Several of the children were too weak to walk one morning. The women carried the ones that they could, but they were near their end. Several of Nari’s relatives, both children and adults, walked slower and slower until they were so far behind that Nari could not see them when she turned around. She would never see them again.

Nari, too, was beginning to grow weak. Her mind wandered. Water came nearly too late for her, but after her mother made her drink, she felt alive again. Their numbers were much fewer, she noticed, feeling a sharp sting of sadness for all of those beloved people.

They rested for several days, then continued on their journey. Although much of the land was still hot and dry, streams and rivers were usually found every day or so.

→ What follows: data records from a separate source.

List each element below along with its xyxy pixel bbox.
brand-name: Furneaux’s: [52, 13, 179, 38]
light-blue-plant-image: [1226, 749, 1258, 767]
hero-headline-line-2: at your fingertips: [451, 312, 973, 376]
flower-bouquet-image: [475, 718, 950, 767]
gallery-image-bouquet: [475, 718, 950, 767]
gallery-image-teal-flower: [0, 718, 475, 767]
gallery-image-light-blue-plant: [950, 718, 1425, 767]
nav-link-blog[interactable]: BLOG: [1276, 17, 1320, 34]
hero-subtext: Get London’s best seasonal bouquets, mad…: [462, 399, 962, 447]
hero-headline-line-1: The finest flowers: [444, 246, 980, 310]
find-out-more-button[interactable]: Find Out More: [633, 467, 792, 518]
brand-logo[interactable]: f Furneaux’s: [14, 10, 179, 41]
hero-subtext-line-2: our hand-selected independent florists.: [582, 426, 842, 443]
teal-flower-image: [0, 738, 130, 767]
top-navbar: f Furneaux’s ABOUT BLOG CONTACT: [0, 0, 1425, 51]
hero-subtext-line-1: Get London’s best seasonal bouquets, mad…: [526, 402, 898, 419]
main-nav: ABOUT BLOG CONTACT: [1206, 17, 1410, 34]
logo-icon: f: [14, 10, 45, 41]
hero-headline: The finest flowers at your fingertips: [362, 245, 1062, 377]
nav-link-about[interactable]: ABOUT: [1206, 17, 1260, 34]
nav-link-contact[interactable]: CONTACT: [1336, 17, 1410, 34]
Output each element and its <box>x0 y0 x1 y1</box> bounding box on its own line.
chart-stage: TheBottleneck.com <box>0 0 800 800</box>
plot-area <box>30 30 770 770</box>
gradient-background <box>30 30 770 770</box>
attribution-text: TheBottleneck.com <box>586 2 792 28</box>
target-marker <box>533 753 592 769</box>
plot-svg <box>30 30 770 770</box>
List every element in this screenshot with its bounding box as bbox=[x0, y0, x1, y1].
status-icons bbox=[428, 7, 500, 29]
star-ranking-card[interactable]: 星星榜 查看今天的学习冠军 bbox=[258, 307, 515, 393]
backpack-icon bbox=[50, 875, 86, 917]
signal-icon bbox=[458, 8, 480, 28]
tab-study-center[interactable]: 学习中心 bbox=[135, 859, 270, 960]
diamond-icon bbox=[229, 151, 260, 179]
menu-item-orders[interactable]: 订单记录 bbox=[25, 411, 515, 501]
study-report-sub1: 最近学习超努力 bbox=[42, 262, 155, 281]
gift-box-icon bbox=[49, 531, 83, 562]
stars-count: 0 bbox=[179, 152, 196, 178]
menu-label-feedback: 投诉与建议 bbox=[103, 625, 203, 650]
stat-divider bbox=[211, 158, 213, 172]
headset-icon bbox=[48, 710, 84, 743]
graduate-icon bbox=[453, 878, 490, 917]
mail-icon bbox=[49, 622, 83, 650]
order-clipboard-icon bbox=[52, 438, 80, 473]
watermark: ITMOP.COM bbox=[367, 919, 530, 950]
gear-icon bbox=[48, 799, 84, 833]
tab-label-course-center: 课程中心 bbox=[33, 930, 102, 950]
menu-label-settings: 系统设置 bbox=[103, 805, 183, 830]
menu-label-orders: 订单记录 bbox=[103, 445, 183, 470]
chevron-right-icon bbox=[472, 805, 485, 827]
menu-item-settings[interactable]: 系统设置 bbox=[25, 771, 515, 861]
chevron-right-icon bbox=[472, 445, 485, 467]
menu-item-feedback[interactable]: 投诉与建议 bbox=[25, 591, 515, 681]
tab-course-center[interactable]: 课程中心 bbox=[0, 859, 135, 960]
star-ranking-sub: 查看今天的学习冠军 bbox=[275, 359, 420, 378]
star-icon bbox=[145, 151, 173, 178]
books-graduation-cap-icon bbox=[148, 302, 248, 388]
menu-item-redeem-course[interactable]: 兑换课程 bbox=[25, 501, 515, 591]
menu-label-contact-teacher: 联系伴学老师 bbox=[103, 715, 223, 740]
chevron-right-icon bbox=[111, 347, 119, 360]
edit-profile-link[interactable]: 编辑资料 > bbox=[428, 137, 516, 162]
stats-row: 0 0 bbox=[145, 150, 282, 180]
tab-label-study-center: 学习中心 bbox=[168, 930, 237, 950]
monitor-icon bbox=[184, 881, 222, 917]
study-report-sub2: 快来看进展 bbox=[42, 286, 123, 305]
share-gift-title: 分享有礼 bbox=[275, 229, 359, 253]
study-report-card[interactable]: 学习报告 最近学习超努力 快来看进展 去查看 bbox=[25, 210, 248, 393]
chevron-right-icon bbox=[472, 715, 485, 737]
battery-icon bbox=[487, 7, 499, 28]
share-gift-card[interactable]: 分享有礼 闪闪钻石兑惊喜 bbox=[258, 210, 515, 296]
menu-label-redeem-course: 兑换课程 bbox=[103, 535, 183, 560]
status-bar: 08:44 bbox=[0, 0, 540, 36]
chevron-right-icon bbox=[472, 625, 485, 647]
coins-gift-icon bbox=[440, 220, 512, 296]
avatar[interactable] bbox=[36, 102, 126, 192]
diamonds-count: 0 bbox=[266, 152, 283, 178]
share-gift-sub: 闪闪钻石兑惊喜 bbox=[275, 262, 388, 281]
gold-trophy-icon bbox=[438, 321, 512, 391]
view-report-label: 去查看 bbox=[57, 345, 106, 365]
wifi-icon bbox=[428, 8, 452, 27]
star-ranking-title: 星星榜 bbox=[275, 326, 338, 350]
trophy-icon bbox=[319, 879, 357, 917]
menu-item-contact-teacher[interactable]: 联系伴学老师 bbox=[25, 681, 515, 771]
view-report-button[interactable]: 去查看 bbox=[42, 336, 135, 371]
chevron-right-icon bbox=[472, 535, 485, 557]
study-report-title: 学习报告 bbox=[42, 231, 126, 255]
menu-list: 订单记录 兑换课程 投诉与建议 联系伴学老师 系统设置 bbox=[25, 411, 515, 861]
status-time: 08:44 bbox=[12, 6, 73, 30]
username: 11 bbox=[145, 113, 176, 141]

Eventually, they found people. They looked much different from Nari’s family. And they were hostile! One of Nari’s brothers was killed by them.

Finally, Nari’s father found some land that he liked the look of. No one appeared to live there. Winter was coming, so they built a small mud house and planted a little of the wheat.

Nari loved the new place. There was plenty of land to play on and explore, though she always had to stay with one of her brothers in case a danger came. She watched, not too happily, as Kurno, one of her brothers, shot a bird with his bow-and-arrow.

Several years later, some traders came by. Nari’s father welcomed them. Nari and her elder sister were afraid that he might make them go with the traders when they left; both girls were old enough by their culture’s standards to marry. But he only asked Talina to. She begged him not to let her go: “This is my family. How can I go so far away from all of you? I do not know the traders’ language, and to speak in sign language for the rest of my life is not the way I wish to live. Please, Father, let me stay by you and the rest of our family forever.” He allowed her to, especially since they soon had neighbors.

All of them learned how to speak the new language. Nari found many friends amongst the new neighbors. The terrible journey had left its marks on the girl’s family, but to Nari, it was now a distant memory.

Eventually, Nari was married to one of the neighbor men, as was Talina. Both women’s children resembled the neighbors more than they did the women’s family. Their grandchildren could not be told apart from their friends’ grandchildren.

Nari lived a long and happy life in this new land. It was much greener and less dry than the one she’d spent the first years of her life in. Nari often talked to the children, trying to tell them about her journey. But to them, traveling through the desert was a stupid enterprise. And so her stories were forgotten with her.